Movies? Well, at least I write and update the Saratoga Film Forum’s newsletters and Web site, so I have a passing familiarity with at least some current movies, namely the good ones. (I saw Safety Not Guaranteed a few weeks ago; I liked it.) As for what plays at the malls and multiplexes...I haven’t a clue. There was something about a foul-mouthed teddy bear (yeah, sign me up for that), and a series of movies about hangovers, if my peripheral vision caught the Web ads correctly. I think about five years ago I was dragged to a Will Ferrell movie (something about ice skating) and again prayed for retinal detachment (I really can’t stand Will Ferrell).
I was talking with someone recently about James Bond (apparently there is a new one out) and even I was shocked to realize that the last Bond movie I saw—at all, let alone in the theater—was Licence to Kill. And, yes, that came out in 1989. Tempus fugit. (In my own defense, I thought they went downhill after Sean Connery quit, and gee our old LaSalle ran great.)*
And while I have been perfectly happy to remain ignorant of it all (or most of it; a few shows—not reality ones—have filtered into my little bubble, like Parks and Recreation and, um, others, I suspect), I am discovering that there is a downside: my ignorance of pop culture is starting to impede my ability to do crossword puzzles, as more puzzles are cluing actors, actresses, shows, and movies I have never even heard of. It is starting to become like doing those old Margaret Farrar- and Will Weng-era NYT puzzles from the 1960s and early 70s that included then-current-but-now-long-forgotten names.

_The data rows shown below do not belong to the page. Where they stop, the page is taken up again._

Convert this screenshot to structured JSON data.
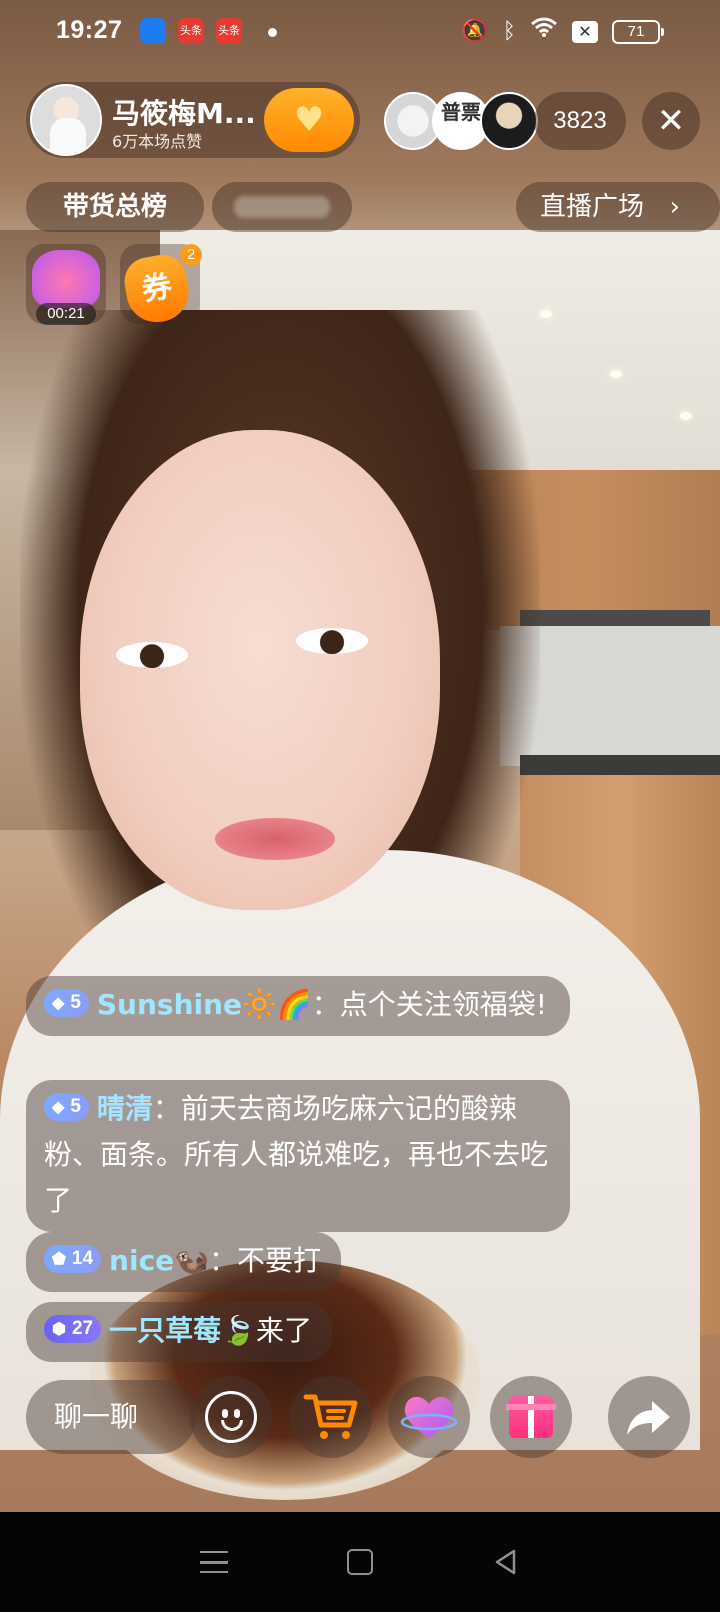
{
  "status_bar": {
    "time": "19:27",
    "app_icons": [
      "blue-app-icon",
      "toutiao-icon",
      "toutiao-icon"
    ],
    "app_icon_labels": [
      "头条",
      "头条"
    ],
    "battery": "71",
    "icons": [
      "mute-bell-icon",
      "bluetooth-icon",
      "wifi-icon",
      "x-box-icon",
      "battery-icon"
    ]
  },
  "host": {
    "name": "马筱梅M...",
    "likes": "6万本场点赞",
    "follow_icon": "heart-plus-icon"
  },
  "viewers": {
    "badge_text": "普票",
    "count": "3823"
  },
  "tabs": {
    "rank": "带货总榜",
    "plaza": "直播广场"
  },
  "badges": {
    "timer": "00:21",
    "coupon_label": "券",
    "coupon_count": "2"
  },
  "chat": [
    {
      "level": "5",
      "level_style": "blue",
      "user": "Sunshine🔆🌈",
      "sep": "：",
      "text": "点个关注领福袋!"
    },
    {
      "level": "5",
      "level_style": "blue",
      "user": "晴清",
      "sep": "：",
      "text": "前天去商场吃麻六记的酸辣粉、面条。所有人都说难吃，再也不去吃了"
    },
    {
      "level": "14",
      "level_style": "blue",
      "user": "nice🦦",
      "sep": "：",
      "text": "不要打"
    },
    {
      "level": "27",
      "level_style": "purple",
      "user": "一只草莓🍃",
      "sep": "",
      "text": "来了"
    }
  ],
  "bottom": {
    "input_placeholder": "聊一聊",
    "buttons": [
      "emoji-icon",
      "cart-icon",
      "heart-icon",
      "gift-icon",
      "share-icon"
    ]
  },
  "colors": {
    "accent_orange": "#ff8a00",
    "username_blue": "#9ee7ff",
    "level_blue": "#7fa8ff",
    "level_purple": "#6a62f0"
  }
}
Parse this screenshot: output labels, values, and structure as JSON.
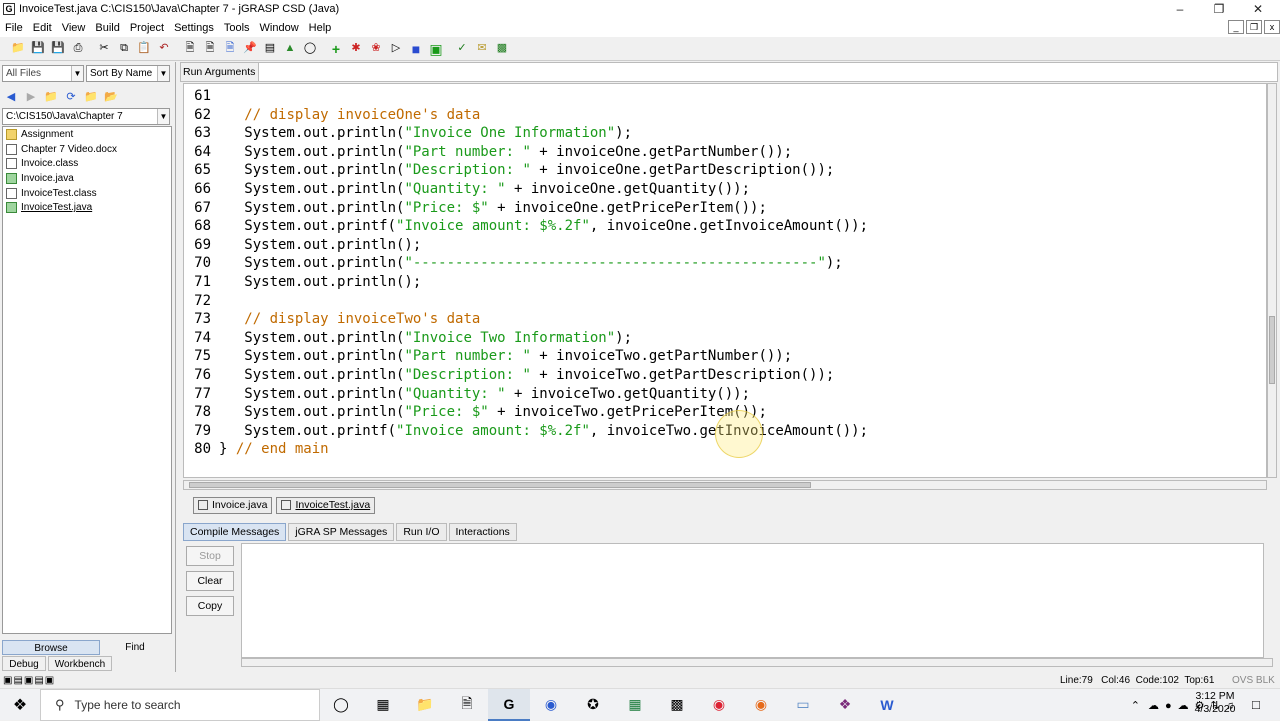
{
  "window": {
    "title": "InvoiceTest.java  C:\\CIS150\\Java\\Chapter 7 - jGRASP CSD (Java)",
    "app_icon": "G"
  },
  "menu": [
    "File",
    "Edit",
    "View",
    "Build",
    "Project",
    "Settings",
    "Tools",
    "Window",
    "Help"
  ],
  "toolbar_icons": [
    "open-folder-icon",
    "save-icon",
    "save-all-icon",
    "print-icon",
    "cut-icon",
    "copy-icon",
    "paste-icon",
    "undo-icon",
    "new-file-icon",
    "new-file2-icon",
    "new-file3-icon",
    "pin-icon",
    "csd-icon",
    "structure-icon",
    "shield-icon",
    "compile-icon",
    "run-icon",
    "debug-icon",
    "step-icon",
    "square-blue-icon",
    "green-panel-icon",
    "check-icon",
    "envelope-icon",
    "workbench-icon"
  ],
  "left": {
    "filter": "All Files",
    "sort": "Sort By Name",
    "path": "C:\\CIS150\\Java\\Chapter 7",
    "files": [
      {
        "name": "Assignment",
        "kind": "folder"
      },
      {
        "name": "Chapter 7 Video.docx",
        "kind": "doc"
      },
      {
        "name": "Invoice.class",
        "kind": "doc"
      },
      {
        "name": "Invoice.java",
        "kind": "java"
      },
      {
        "name": "InvoiceTest.class",
        "kind": "doc"
      },
      {
        "name": "InvoiceTest.java",
        "kind": "java"
      }
    ],
    "browse": "Browse",
    "find": "Find",
    "debug": "Debug",
    "workbench": "Workbench"
  },
  "run_arguments_label": "Run Arguments",
  "code_lines": [
    {
      "n": "61",
      "t": ""
    },
    {
      "n": "62",
      "t": "   // display invoiceOne's data"
    },
    {
      "n": "63",
      "t": "   System.out.println(\"Invoice One Information\");"
    },
    {
      "n": "64",
      "t": "   System.out.println(\"Part number: \" + invoiceOne.getPartNumber());"
    },
    {
      "n": "65",
      "t": "   System.out.println(\"Description: \" + invoiceOne.getPartDescription());"
    },
    {
      "n": "66",
      "t": "   System.out.println(\"Quantity: \" + invoiceOne.getQuantity());"
    },
    {
      "n": "67",
      "t": "   System.out.println(\"Price: $\" + invoiceOne.getPricePerItem());"
    },
    {
      "n": "68",
      "t": "   System.out.printf(\"Invoice amount: $%.2f\", invoiceOne.getInvoiceAmount());"
    },
    {
      "n": "69",
      "t": "   System.out.println();"
    },
    {
      "n": "70",
      "t": "   System.out.println(\"------------------------------------------------\");"
    },
    {
      "n": "71",
      "t": "   System.out.println();"
    },
    {
      "n": "72",
      "t": ""
    },
    {
      "n": "73",
      "t": "   // display invoiceTwo's data"
    },
    {
      "n": "74",
      "t": "   System.out.println(\"Invoice Two Information\");"
    },
    {
      "n": "75",
      "t": "   System.out.println(\"Part number: \" + invoiceTwo.getPartNumber());"
    },
    {
      "n": "76",
      "t": "   System.out.println(\"Description: \" + invoiceTwo.getPartDescription());"
    },
    {
      "n": "77",
      "t": "   System.out.println(\"Quantity: \" + invoiceTwo.getQuantity());"
    },
    {
      "n": "78",
      "t": "   System.out.println(\"Price: $\" + invoiceTwo.getPricePerItem());"
    },
    {
      "n": "79",
      "t": "   System.out.printf(\"Invoice amount: $%.2f\", invoiceTwo.getInvoiceAmount());"
    },
    {
      "n": "80",
      "t": "} // end main"
    }
  ],
  "file_tabs": [
    "Invoice.java",
    "InvoiceTest.java"
  ],
  "message_tabs": [
    "Compile Messages",
    "jGRA SP Messages",
    "Run I/O",
    "Interactions"
  ],
  "message_buttons": {
    "stop": "Stop",
    "clear": "Clear",
    "copy": "Copy"
  },
  "status": "Line:79   Col:46  Code:102  Top:61",
  "status_ovs": "OVS BLK",
  "taskbar": {
    "search_placeholder": "Type here to search",
    "time": "3:12 PM",
    "date": "4/3/2020"
  },
  "colors": {
    "string": "#1a9a1a",
    "comment": "#c06a00",
    "accent": "#4a7cc4"
  }
}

It’s getting serious. I may have to subscribe to Entertainment Weekly strictly—and ironically—for educational purposes. 

*It could also be age-related. It’s my belief that the definition of middle age is the point at which you can look through an issue of People magazine at the dentist’s office and fail to identify more than 50% of the celebrities in it.

UPDATE: I rest my case. They remade Red Dawn?! For the love of all that’s holy, why?